DIAM
DIAM
Penulis : Lidwina Ro
“Mengapa kau kemarin diam saja?” cecarku sengit kepada Raga, setelah berada dalam mobil Raga Ini untuk pertama kalinya aku meminta dijemput, meskipun aku sudah lama mengenal Raga. Raga adalah teman kecilku.
Bukannya menjawab, lelaki itu malah tertawa geli. Santainya Raga menanggapi protesku membuat aku jadi semakin kesal.
“Asem! Kau minta dijemput untuk membicarakan ini, Ra?” Masih tertawa, Raga menggelengkan kepalanya.

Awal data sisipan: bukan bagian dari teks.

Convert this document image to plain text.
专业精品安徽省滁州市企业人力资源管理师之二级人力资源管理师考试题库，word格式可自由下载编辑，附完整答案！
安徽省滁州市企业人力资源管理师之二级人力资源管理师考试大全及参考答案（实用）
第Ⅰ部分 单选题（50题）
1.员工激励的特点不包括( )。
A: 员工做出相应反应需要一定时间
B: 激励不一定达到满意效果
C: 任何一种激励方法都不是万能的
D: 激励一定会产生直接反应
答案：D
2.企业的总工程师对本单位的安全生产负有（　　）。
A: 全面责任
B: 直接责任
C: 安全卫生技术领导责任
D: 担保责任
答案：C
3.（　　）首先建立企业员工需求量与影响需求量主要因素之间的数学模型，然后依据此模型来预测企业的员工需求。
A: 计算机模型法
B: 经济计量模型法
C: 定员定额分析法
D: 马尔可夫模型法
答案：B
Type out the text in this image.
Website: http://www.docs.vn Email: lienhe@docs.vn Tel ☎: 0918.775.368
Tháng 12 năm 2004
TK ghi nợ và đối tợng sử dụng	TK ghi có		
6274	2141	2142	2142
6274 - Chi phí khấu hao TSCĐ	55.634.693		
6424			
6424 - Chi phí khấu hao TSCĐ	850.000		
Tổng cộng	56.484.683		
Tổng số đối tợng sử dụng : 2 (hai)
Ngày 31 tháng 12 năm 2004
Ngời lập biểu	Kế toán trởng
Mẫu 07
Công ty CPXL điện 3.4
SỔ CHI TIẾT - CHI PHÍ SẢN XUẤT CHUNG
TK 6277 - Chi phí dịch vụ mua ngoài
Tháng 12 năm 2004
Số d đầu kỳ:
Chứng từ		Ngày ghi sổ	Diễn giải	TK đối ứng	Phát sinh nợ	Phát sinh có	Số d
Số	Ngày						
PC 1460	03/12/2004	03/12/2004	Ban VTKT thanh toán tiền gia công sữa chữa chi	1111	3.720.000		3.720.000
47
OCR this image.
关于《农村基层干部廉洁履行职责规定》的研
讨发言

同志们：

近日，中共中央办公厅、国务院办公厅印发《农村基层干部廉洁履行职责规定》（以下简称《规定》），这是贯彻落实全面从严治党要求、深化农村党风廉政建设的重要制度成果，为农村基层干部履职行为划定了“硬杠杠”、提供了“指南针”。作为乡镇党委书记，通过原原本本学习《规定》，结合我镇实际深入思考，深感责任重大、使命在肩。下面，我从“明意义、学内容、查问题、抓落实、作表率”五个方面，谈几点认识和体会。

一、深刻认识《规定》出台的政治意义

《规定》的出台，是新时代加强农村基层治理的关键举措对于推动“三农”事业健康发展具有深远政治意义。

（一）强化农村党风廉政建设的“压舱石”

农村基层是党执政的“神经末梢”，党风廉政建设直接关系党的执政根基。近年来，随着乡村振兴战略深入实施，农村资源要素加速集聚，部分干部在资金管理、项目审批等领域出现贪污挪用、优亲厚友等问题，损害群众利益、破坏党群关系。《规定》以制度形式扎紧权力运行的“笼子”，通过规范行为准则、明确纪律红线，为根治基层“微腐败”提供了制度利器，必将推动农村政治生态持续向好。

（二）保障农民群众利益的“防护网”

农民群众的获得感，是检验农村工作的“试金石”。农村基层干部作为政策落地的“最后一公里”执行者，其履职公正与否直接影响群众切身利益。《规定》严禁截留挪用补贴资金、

“Pertunangan ini bukan permainan, Raga!”
“Yang main-main siapa? Aku tidak main-main.” Sekilas Raga menatap tajam. Hatiku berdesir menerima tatapan itu. Selalu begitu.
Aku membalas mendelik. “Kau, kan, sudah punya pacar. Mengapa kau diam saja kemarin, dan tidak mengatakan terus terang keadaan yang sebenarnya pada kakekku?”
“Tapi kau, kan, tidak punya pacar?”
Aku melongo, lalu melengos malas. Laki-laki ini! Selalu saja punya jawaban tak masuk akal. Punya pacar atau tidak, bukankah itu urusanku? Tetapi Raga sudah punya pacar. Bisa-bisanya Raga dengan enteng menyanggupi perjodohan ini.
“Kamu sendiri, mengapa diam kemarin?” tanya Raga.
Aku tidak berkutik. Kemarahanku perlahan-lahan surut. Bayangan wajah kakek dan nenekku silih berganti melintas di pikiranku. Sejak orang tuaku meninggal dalam kecelakaan, aku memang diasuh oleh kakek nenek. Aku sangat menyayangi mereka, dan tidak ingin sekalipun menyakiti mereka.
“Tolong batalkan rencana pertunangan ini, Ga. Setelah lulus kuliah, aku masih ingin bekerja dan membahagiakan kakek-nenek.” pintaku lirih pada Raga. Meskipun selama ini aku nyaman berteman dengan Raga, tetapi aku harus menjaga diri. Tentu saja juga menjaga dan melindungi hatiku sendiri, agar tidak terluka nantinya.
“Kau bisa melakukan itu, Ara, meskipun sudah bertunangan denganku. Ingat, orang tuamu masih punya saham di perusahaan papaku.”
“Tapi kita tidak perlu bertunangan, kan?”
“Perlu.”
“Mengapa?”
Raga menatap lama. “Karena aku mencintaimu, Ara. Itulah sebabnya aku kemarin diam, dan setuju dengan pertunangan kita.”
Seketika tubuhku membeku, tetapi hatiku melompat-lompat riang.
“Lalu pacarmu?” tanyaku mengungkit.
“Melani? Dia sepupuku. Aku hanya ingin mengujimu. Tidak aku sangka kau begitu sengit. Bukankah artinya hati kita sama-sama menyukai?”
Raga tergelak. Aku sangat malu sekali. Wajahku pasti sudah sewarna dengan pelangi. Mejikuhibiniu.